You're Not Listening - Kate Murphy
You’re Not Listening – Why Every Coach Should Read Kate Murphy’s Wake-Up Call
Because listening isn’t waiting to speak. It’s a superpower.
Coaching isn’t about having the answers.
It’s about listening for what’s not being said.
In her eye-opening book, You’re Not Listening: What You’re Missing and Why It Matters, journalist Kate Murphy unpacks something we all think we’re good at… but most of us rarely do well.
Listening.
Real, deep, generous listening.
For coaches, this isn’t just a nice-to-have skill. It’s core to the craft. And Murphy’s book is a much-needed reminder to slow down, shut up, and tune in.
Listening ≠ Hearing
Murphy explains that in a world filled with noise – notifications, opinions, distractions – true listening is becoming a lost art.
We’re quick to advise.
Quick to judge.
Quick to fill the silence.
But when we listen properly, something incredible happens. People feel seen. Understood. Respected. And that’s the foundation of trust. As coaches, trust is the container that holds every powerful conversation.

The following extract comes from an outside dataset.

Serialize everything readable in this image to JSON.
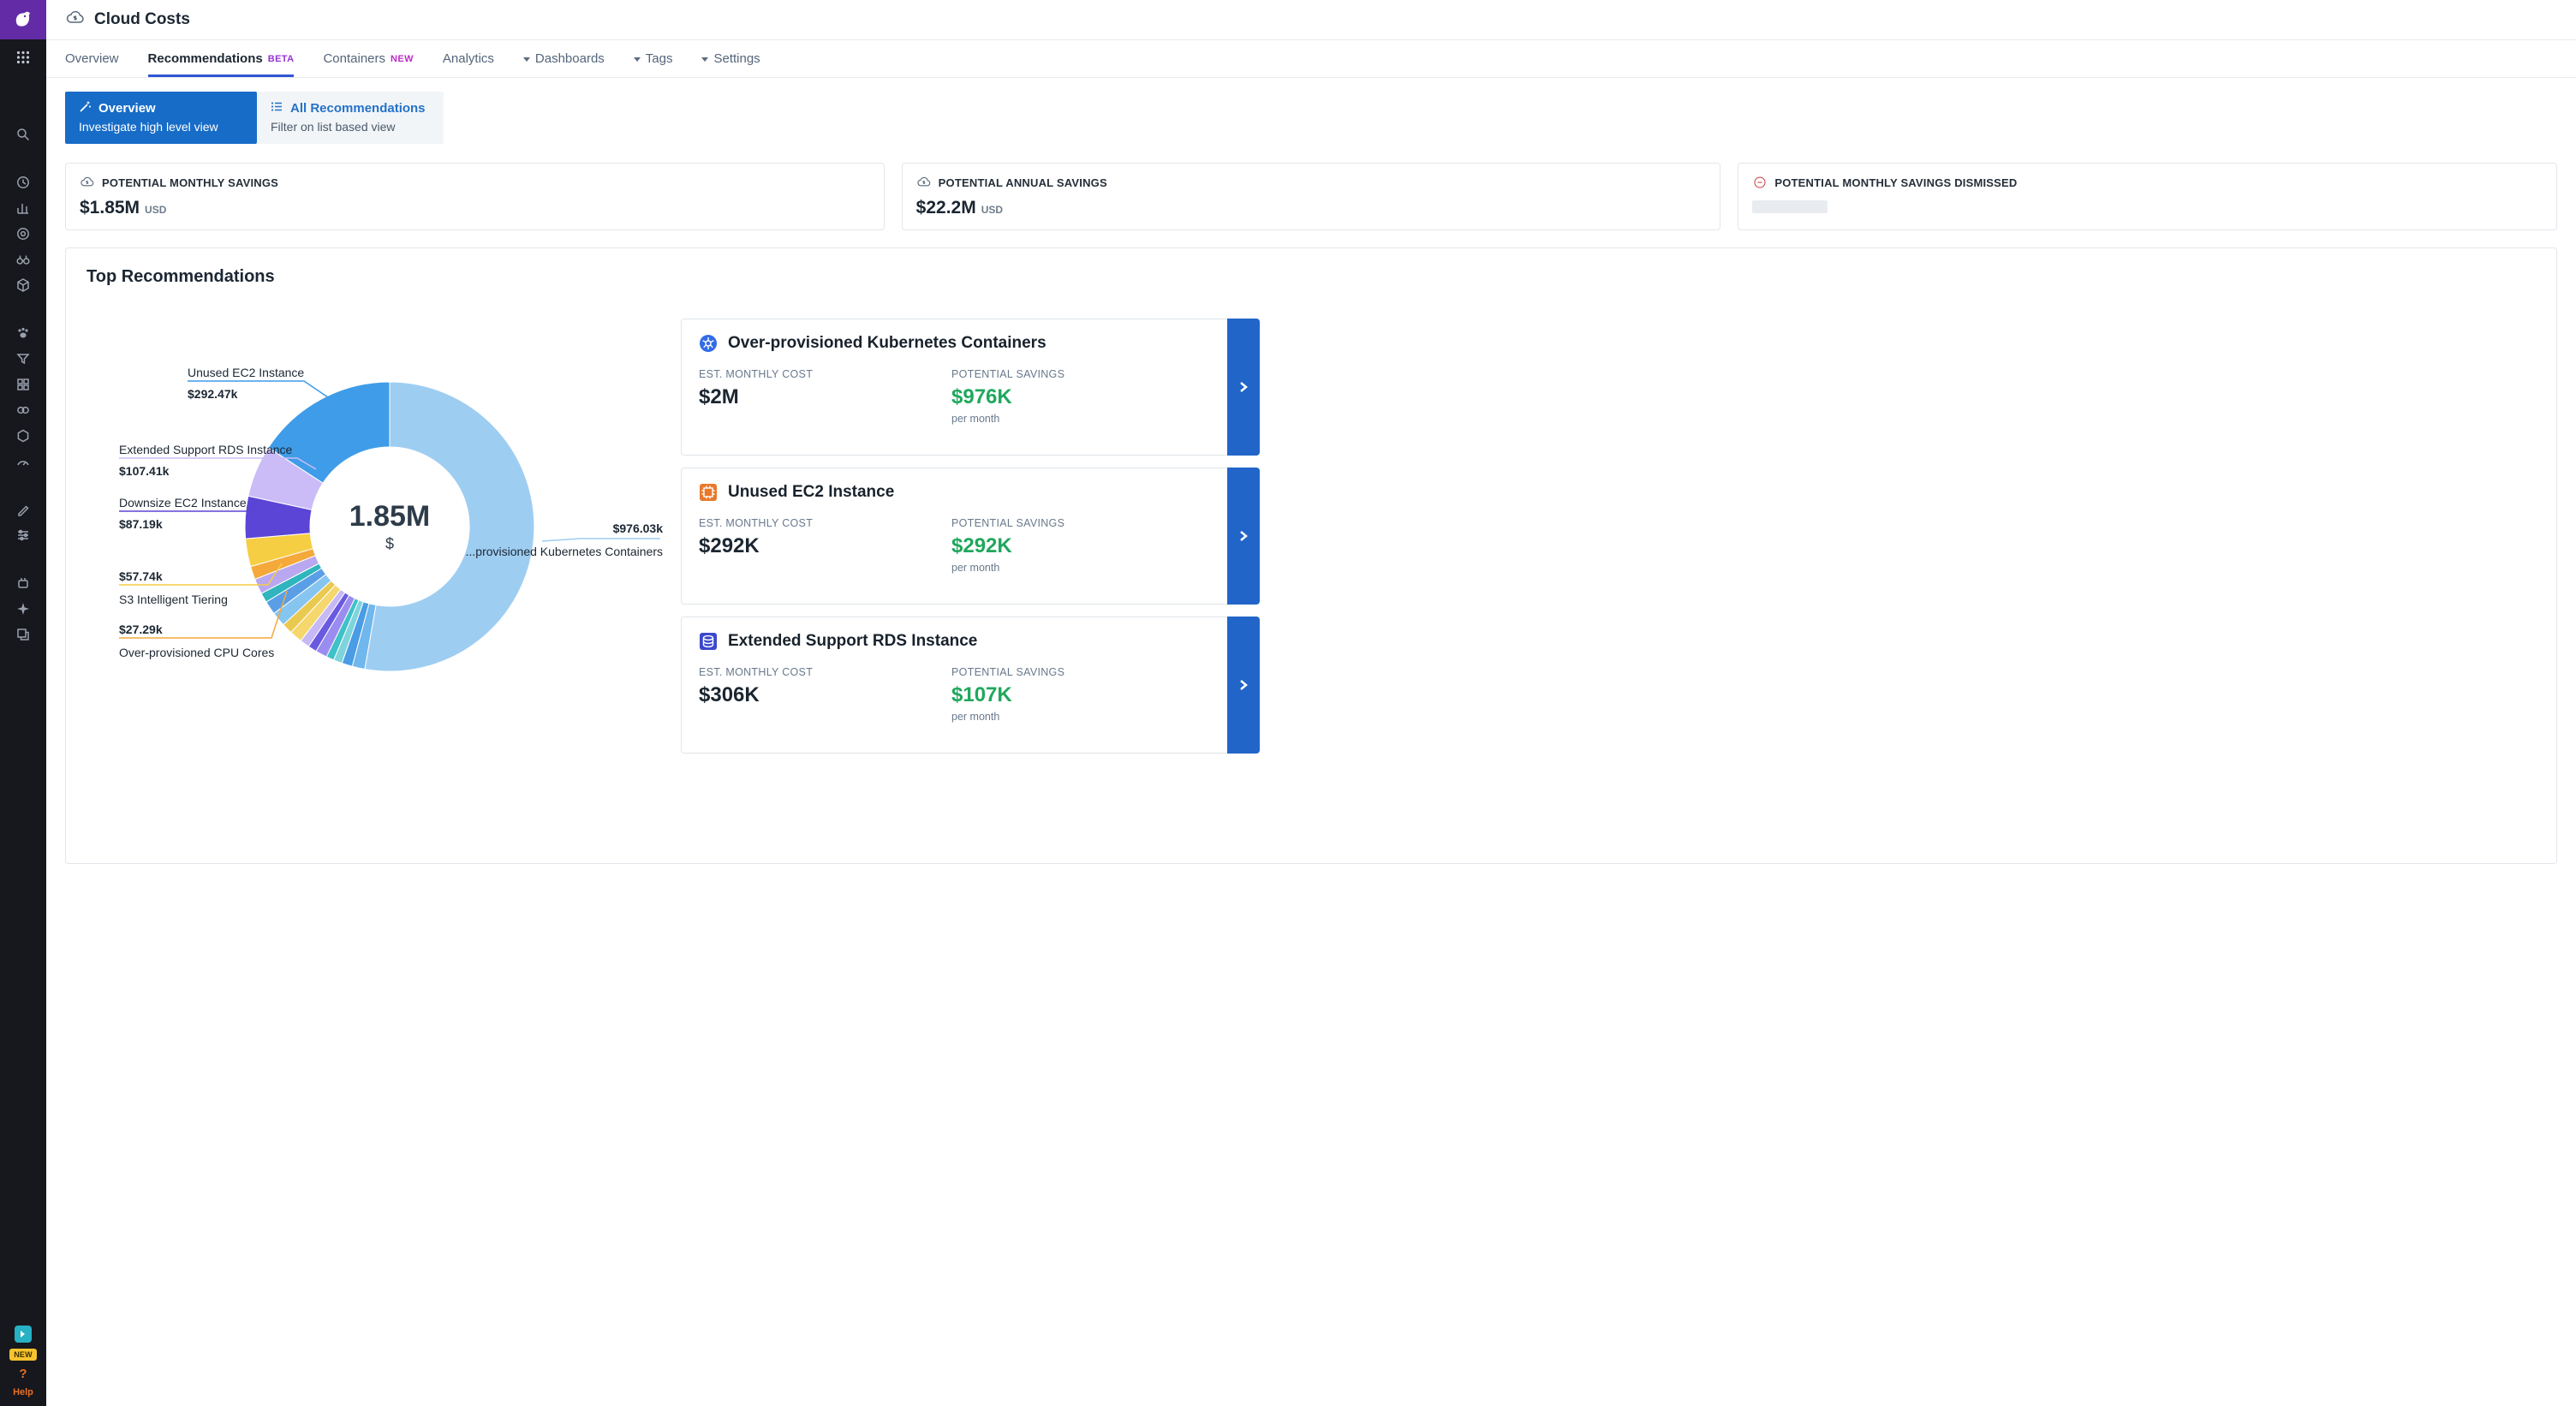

Why it matters in coaching
Coaching isn’t about fixing. It’s about creating space. Space for people to hear themselves. Space to think differently. Space to explore the messier bits of life and leadership but if we’re not really listening, we’re missing that magic.
Murphy’s book shows us how listening transforms relationships, strengthens empathy, and builds deeper human connection.
Exactly what great coaching does.
Big takeaways for coaches
1. Silence is golden
It’s tempting to jump in with another question, a reframe, or a nudge. But silence lets insight breathe. Try waiting a little longer. Let the pause do the work.
2. Curiosity beats certainty
Murphy reminds us that good listeners aren’t the ones with the smartest responses. They’re the ones with the most genuine questions. Bring your curiosity – not your cleverness.
3. Listen to understand, not to respond
When we’re truly present, we’re not planning our reply. We’re not steering the conversation. We’re fully focused on the other person. Clients can feel that difference.
4. Distraction kills depth
Multitasking in coaching? No thanks. Murphy highlights how distraction breaks trust. If you’re checking your phone or half-thinking about your next session, your client knows. Be here. Fully.
5. Listening is an act of love
It sounds soft, but it’s true. To listen deeply is to say, “You matter. I value your voice.” And in a world that often shouts over people, that’s a radical act.
Your coaching superpower
After reading You’re Not Listening, you may realise that the most transformative part of your coaching isn’t your questioning technique or your favourite model.
It’s your presence.
The way you truly listen.
To the emotion beneath the words.
To the pattern behind the story.
To the pause that says more than a sentence ever could.
That’s where trust is built.
That’s where clarity lands.
That’s where change begins.
Final thoughts
Kate Murphy’s book is a brilliant, bold reminder: listening isn’t passive.
It’s active. Intentional. Transformational.
For coaches, it’s not just a skill – it’s the heartbeat of your practice.
So the next time you sit with a client, take a breath.
And really listen.
Because sometimes, the most powerful thing you can say… is nothing at all.